Donald Trump has overturned American politics in ways we can’t even imagine yet. His signature policies—building the wall, banning the Muslims, a trade war with the Chinese and Mexicans—are ridiculous, but his signature style has rendered the status quo in American politics obsolete. All you had to do was watch Hillary Clinton and Trump give their victory speeches last night:
Clinton was boring. She used transparently synthetic political rhetoric: “Instead of building walls, we need to be breaking down barriers” and “We need to lift each other up rather than tear each other down.” These sorts of formulations had passed their sell-by date before Trump had barged into the rutted world of American politics. Now they seem positively antediluvian. Aside from the predictable litany of “rights” she supports—civil, voting, women’s, LGBT—there was nothing of substance and interest here, and that litany seems a bit too facile, as it implies the vast majority of Americans have special identities that require special consideration–and worse, asks nothing in return for those rights and privileges, no personal responsibility, from anyone.

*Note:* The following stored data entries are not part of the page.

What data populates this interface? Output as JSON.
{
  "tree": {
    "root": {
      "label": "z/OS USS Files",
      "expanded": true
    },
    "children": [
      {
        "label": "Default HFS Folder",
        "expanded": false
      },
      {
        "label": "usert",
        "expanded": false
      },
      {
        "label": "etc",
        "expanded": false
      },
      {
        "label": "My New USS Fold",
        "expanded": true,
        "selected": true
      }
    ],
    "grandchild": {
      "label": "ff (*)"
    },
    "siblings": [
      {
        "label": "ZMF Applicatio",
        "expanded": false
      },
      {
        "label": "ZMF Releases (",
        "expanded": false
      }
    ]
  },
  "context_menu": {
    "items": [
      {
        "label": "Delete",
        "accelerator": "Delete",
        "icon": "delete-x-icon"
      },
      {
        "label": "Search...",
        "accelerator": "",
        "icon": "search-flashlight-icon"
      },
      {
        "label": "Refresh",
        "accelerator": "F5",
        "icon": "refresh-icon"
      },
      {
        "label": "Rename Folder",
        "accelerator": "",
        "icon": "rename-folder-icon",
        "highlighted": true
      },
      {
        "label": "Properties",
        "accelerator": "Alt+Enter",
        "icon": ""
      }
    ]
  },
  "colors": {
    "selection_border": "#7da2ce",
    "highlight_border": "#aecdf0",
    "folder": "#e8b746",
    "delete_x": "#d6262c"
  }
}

She has proposed some interesting programs in this campaign, but nothing to catch the public imagination or change the country’s sluggish trajectory. Her future is to serve as a human default position, a control group, a resting place for those who don’t want Trump. She is a near-perfect embodiment of the status quo.

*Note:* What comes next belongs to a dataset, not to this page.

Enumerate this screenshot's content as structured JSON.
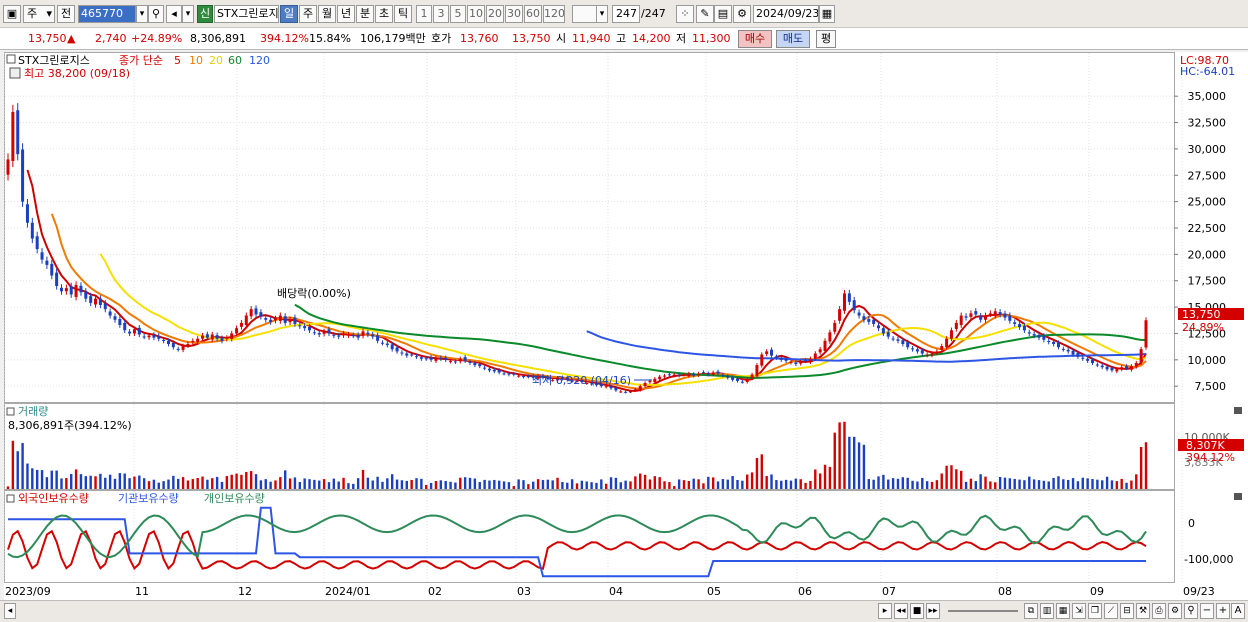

Trump, on the other hand, is the Brand New American—the hyper-individual, as described by the conservative thinker Yuval Levin, in a soon-to-be-released book called The Fractured Society. Part of the reason why our politicians seem so lame is that they are imprisoned by habits and institutions that have not changed with the times. Trump is part of no institution, not even his party. He mocks the restrictive conventions—acting presidential, being politically correct, being careful about facts and words—that seem have come to seem out-of-step with our narcissistic moment. “I’ve always been very good at math,” Trump says and only us fogies guffaw. He represents all the facile exhibitionist emotions of reality television. Make no mistake: it is his style, not his substance, than have won him his constituency.
And that is the great unanswered question of 2016: How will Donald Trump affect us going forward? I have no prediction about whether he will win or lose in the fall. I honestly don’t know. But I am certain that there are hundreds of young, over-ambitious, would-be politicians out there who are taking lessons from Trump in how to behave, how to make a splash. It will not be hard for them to move on from the relatively staid, marketing-muffled state of our politics: antic egotism is not a quality foreign to most politicians. We seem destined to suffer a loudmouth politics in the years to come…until, at least, something really serious happens, as opposed to our current splay of trumped-up crises, and the absolute need for political sobriety—the need to make real tough life and death decisions—reasserts itself once more.
But, for now, we should be prepared for a devastatingly ugly election, a phony and outlandish exercise from which we will be lucky to recover.